Lo suele decir mi compañero de letras José Antonio Burriel. Él alerta del riesgo que sufrimos como sociedad cuando relacionamos violencia doméstica con la muerte de una mujer. Solo con la muerte. Cuando solo reaccionamos ante un entierro más.
Es verdad que se trata de la consecuencia más extrema del machismo pero no es más que el final de un proceso. Y lo grave es no parar el proceso.
Pocas veces, el asesinato es un acto aislado y espontáneo. A menudo es el último daño que un hombre hace a una mujer cuando lleva meses o años sometiéndola a humillaciones, vejaciones o golpes. Sobre eso suele llamar la atención Burriel con muy criterio. No olvidemos todo lo que hay detrás y antes de una muerte.
Lo mismo nos está sucediendo con los desahucios. Llevamos unos días impactados por cada caso de suicidio, por cada drama al que ponemos cara y nombre. Es la única forma de sentir el dolor. Los datos suelen ser inocuos; los rostros, no.
Pero los suicidios son también el extremo de un proceso doliente que viven centenares de familias en nuestro país. Es ahora cuando nos conmueven. Es ahora cuando nos han sacudido, cuando en realidad se están produciendo durante años e incluso, sin llegar a ellos, hay mucho detrás que olvidamos.
Los vemos rebuscar en la basura, hacer cola en comedores sociales o intentar disimular las zapatillas rotas del niño pero solo reaccionamos cuando caen desde un balcón. En realidad son la punta de un iceberg pero solo nos preocupa la parte visible, no la sumergida. También hay dolor sumergido, no solo economía.
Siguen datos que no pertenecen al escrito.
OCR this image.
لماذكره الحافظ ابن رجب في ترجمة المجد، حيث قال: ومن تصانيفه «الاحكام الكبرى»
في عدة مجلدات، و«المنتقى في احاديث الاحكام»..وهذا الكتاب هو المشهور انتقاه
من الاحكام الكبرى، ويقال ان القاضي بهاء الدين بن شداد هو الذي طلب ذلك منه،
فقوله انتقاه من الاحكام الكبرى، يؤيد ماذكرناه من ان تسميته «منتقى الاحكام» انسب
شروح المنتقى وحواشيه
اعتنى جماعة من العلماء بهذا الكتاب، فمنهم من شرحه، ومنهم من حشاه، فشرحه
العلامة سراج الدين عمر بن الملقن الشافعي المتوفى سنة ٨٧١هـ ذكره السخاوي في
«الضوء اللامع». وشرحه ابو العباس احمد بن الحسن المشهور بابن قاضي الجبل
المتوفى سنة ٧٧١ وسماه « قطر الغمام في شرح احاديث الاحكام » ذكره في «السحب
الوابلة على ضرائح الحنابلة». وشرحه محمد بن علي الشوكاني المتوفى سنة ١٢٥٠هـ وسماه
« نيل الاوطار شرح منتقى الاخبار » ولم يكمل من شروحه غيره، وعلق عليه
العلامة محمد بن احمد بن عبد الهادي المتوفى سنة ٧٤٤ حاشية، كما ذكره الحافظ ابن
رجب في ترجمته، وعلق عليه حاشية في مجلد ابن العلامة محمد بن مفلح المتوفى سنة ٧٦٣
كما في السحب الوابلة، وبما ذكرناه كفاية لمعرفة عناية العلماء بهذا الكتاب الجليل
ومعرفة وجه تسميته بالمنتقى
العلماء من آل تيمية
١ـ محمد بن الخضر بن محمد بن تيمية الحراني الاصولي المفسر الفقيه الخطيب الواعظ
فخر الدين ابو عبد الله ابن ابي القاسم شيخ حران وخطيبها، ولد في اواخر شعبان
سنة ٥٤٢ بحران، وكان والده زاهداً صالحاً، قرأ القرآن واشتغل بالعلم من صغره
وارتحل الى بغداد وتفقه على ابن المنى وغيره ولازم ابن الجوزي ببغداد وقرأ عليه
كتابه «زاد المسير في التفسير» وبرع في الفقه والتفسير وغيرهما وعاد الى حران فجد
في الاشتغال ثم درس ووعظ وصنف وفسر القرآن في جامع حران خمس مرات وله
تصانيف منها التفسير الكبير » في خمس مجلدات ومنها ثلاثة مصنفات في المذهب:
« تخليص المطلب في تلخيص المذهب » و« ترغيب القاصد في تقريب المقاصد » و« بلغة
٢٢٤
Las muertes por violencia de género y por suicidio ante un desahucio son dos casos de procesos lentos y silenciosos. Los vecinos lo saben, pero miran hacia otra parte. Ayudan, si pueden, pero no quieren meterse. Son cosas de cada uno. Sin embargo, en ambos casos es hora de asumir que son cosas de todos. Que llegar al final trágico es un fracaso como sociedad.